Reference request: Quotients of $S^3=SU(2)$ by finite subgroups The finite subgroups of $S^3=SU(2)$ are the cyclic groups and the binary dihedral, tetrahedral, octahedral, icosahedral groups (the inverse images of the finite subgroups of $SO(3)$ under the double cover $S^3\to SO(3)$). Is there a reference about topologies of the quotients $S^3/G$ where $G\subset S^3$ is a finite subgroup? I know that if $G$ is cyclic then $S^3$ is a lens space , but I have no information about $S^3/G$ for other finite subgroups $G$. Do these spaces have names? or are there spaces familiar spaces?

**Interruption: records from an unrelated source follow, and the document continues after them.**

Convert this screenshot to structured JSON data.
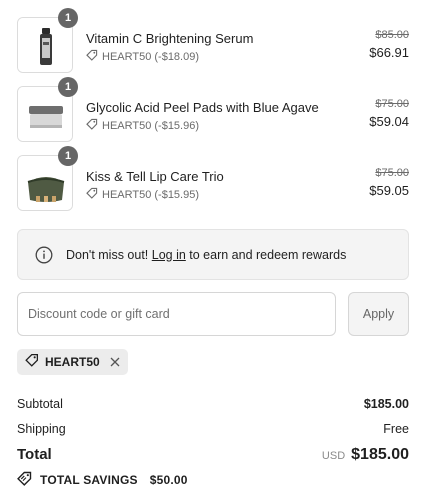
{
  "items": [
    {
      "quantity": "1",
      "name": "Vitamin C Brightening Serum",
      "discount": "HEART50 (-$18.09)",
      "original_price": "$85.00",
      "price": "$66.91",
      "image": "serum-bottle"
    },
    {
      "quantity": "1",
      "name": "Glycolic Acid Peel Pads with Blue Agave",
      "discount": "HEART50 (-$15.96)",
      "original_price": "$75.00",
      "price": "$59.04",
      "image": "peel-pad-jar"
    },
    {
      "quantity": "1",
      "name": "Kiss & Tell Lip Care Trio",
      "discount": "HEART50 (-$15.95)",
      "original_price": "$75.00",
      "price": "$59.05",
      "image": "lip-care-pouch"
    }
  ],
  "notice": {
    "icon": "info-icon",
    "prefix": "Don't miss out! ",
    "link": "Log in",
    "suffix": " to earn and redeem rewards"
  },
  "discount_form": {
    "placeholder": "Discount code or gift card",
    "value": "",
    "apply_label": "Apply"
  },
  "applied_code": {
    "label": "HEART50",
    "icon": "tag-icon",
    "remove_icon": "close-icon"
  },
  "summary": {
    "subtotal_label": "Subtotal",
    "subtotal_value": "$185.00",
    "shipping_label": "Shipping",
    "shipping_value": "Free",
    "total_label": "Total",
    "currency": "USD",
    "total_value": "$185.00",
    "savings_label": "TOTAL SAVINGS",
    "savings_value": "$50.00"
  },
  "colors": {
    "badge": "#666666",
    "notice_bg": "#f4f4f4",
    "chip_bg": "#ececec",
    "text": "#1f1f1f",
    "muted": "#6b6b6b"
  }
}
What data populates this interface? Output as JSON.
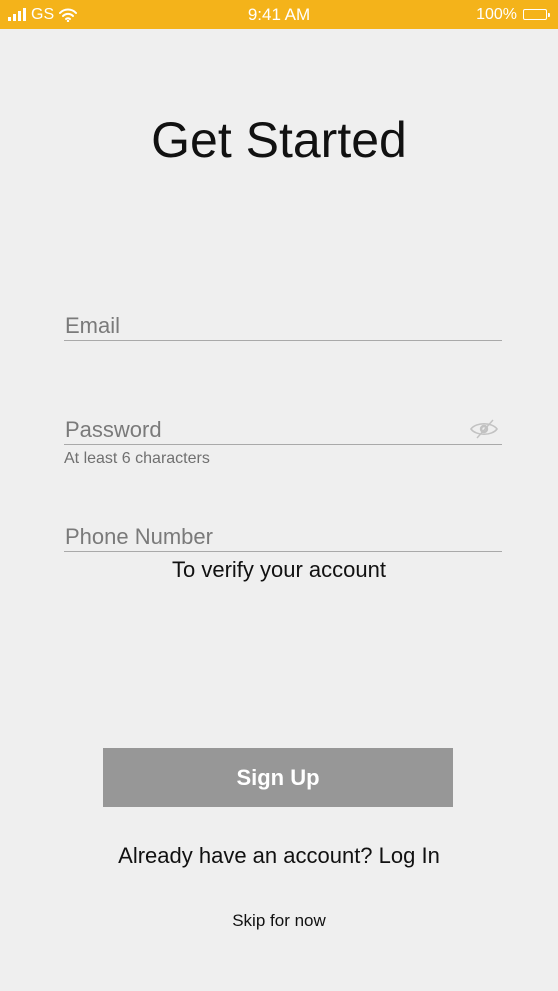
{
  "status_bar": {
    "carrier": "GS",
    "time": "9:41 AM",
    "battery": "100%",
    "background_color": "#f4b31a",
    "icons": [
      "signal-icon",
      "wifi-icon",
      "battery-icon"
    ]
  },
  "title": "Get Started",
  "form": {
    "email": {
      "placeholder": "Email",
      "value": ""
    },
    "password": {
      "placeholder": "Password",
      "value": "",
      "hint": "At least 6 characters",
      "toggle_icon": "eye-icon"
    },
    "phone": {
      "placeholder": "Phone Number",
      "value": "",
      "hint": "To verify your account"
    }
  },
  "signup_button": {
    "label": "Sign Up",
    "color": "#979797"
  },
  "login_prompt": {
    "text": "Already have an account?",
    "link": "Log In"
  },
  "skip_label": "Skip for now"
}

 A: You may think about $S^3$ as the unit quaternions. Then, it is clear since quaternions multiplication respects the Euclidean norm on $\mathbb{H}=\mathbb{R}^4$, that a subgroup will act on $S^3$ preserving the usual round metric of $S^3$.
Next, if the action is free, then the quotient space will be a $3$-manifold (note that the finiteness of the group gives automatically that the action is properly discontinuous). Because the group action preserves the metric the quotient manifold may be given a metric which is locally isometric to $S^3$, or equivelantly with sectional curvature $1$ everywhere.

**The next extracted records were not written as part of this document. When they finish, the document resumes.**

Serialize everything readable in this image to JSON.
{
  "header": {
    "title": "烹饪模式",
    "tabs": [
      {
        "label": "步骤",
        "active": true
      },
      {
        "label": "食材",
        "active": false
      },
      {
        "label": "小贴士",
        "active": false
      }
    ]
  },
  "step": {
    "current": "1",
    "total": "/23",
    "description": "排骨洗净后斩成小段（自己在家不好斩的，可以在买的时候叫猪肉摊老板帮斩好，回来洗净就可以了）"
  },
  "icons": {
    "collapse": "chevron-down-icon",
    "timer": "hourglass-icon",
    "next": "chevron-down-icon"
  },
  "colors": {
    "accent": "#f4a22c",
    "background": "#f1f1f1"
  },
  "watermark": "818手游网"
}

There is a name for such a manifold, a spherical $3$-manifold. They are classified completely, the wikipedia page gives a very nice exposition of this https://en.wikipedia.org/wiki/Spherical_3-manifold. There are four families in addition to Lens spaces, corresponding to the finite groups you mention dihedral, tetrahedral, octahedral, icosahedral.

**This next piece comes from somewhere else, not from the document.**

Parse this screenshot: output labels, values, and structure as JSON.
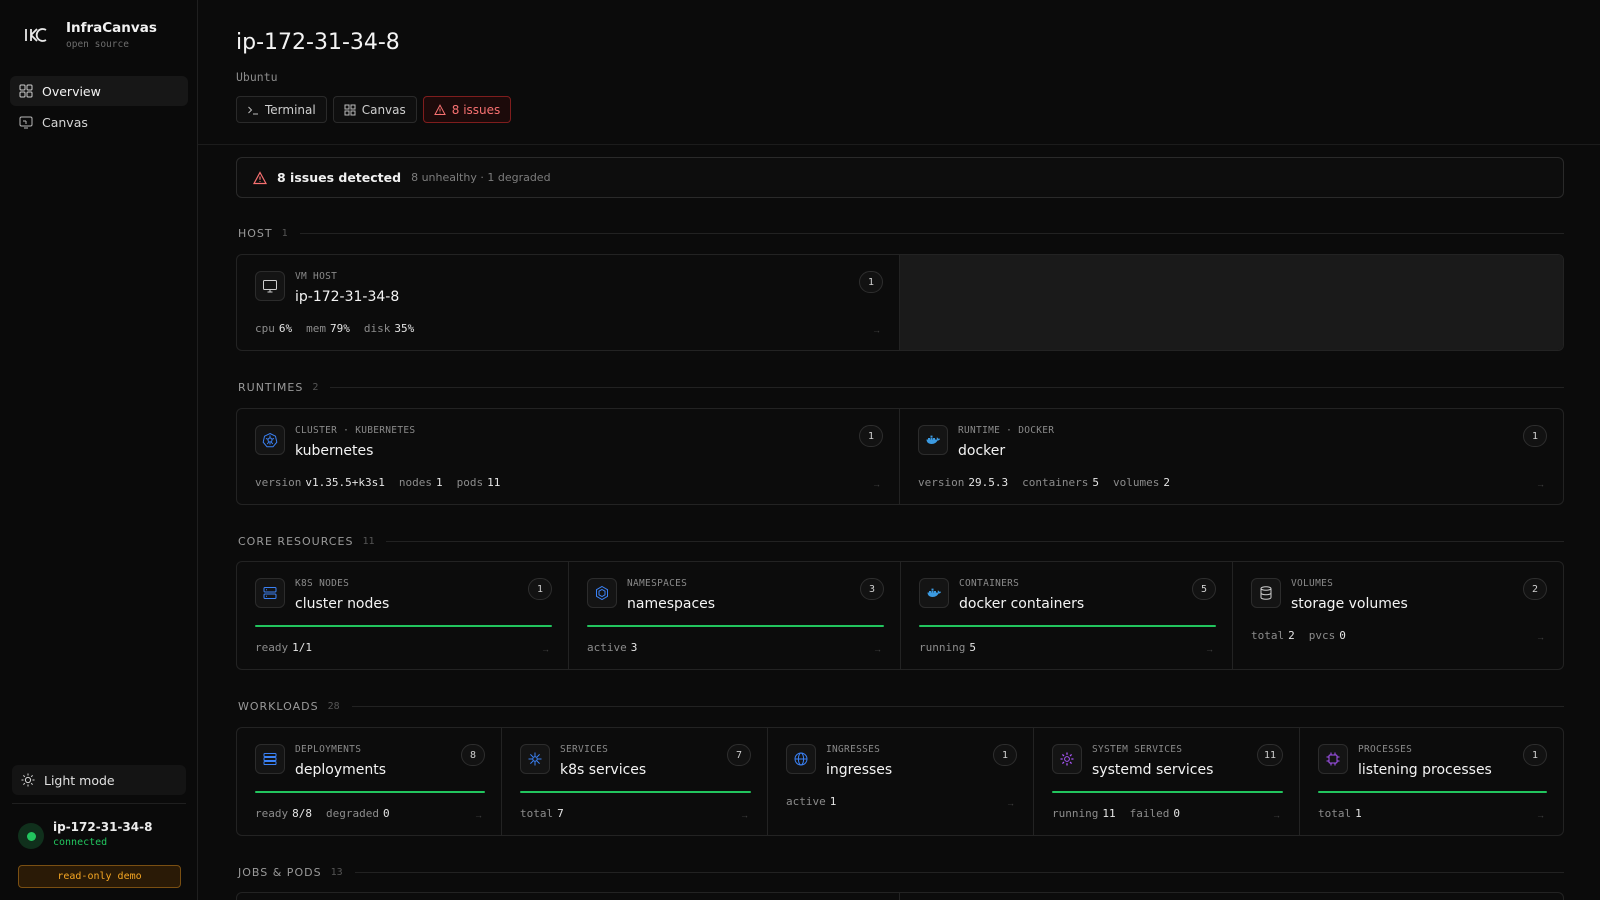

In the last 3 cases, these $3$-manifolds are uniquely determined by there fundamental groups, which perhaps makes them less well-known than Lens spaces. The fact that two Lens spaces can be homotopy equivelant but not homeomorphic makes them a perfect testing ground for new $3$-manifold invariants, hence their relative fame.
The case of icosahedral spherical $3$-manifold however has a special place in the history of the study of $3$-manifolds. One of them is the ingenious counterexample of Poincaré to his first formulation of the Poincare conjecture. It has the same integral homology as $S^3$, in particular the abelianization of the icosahedral group is the trivial group.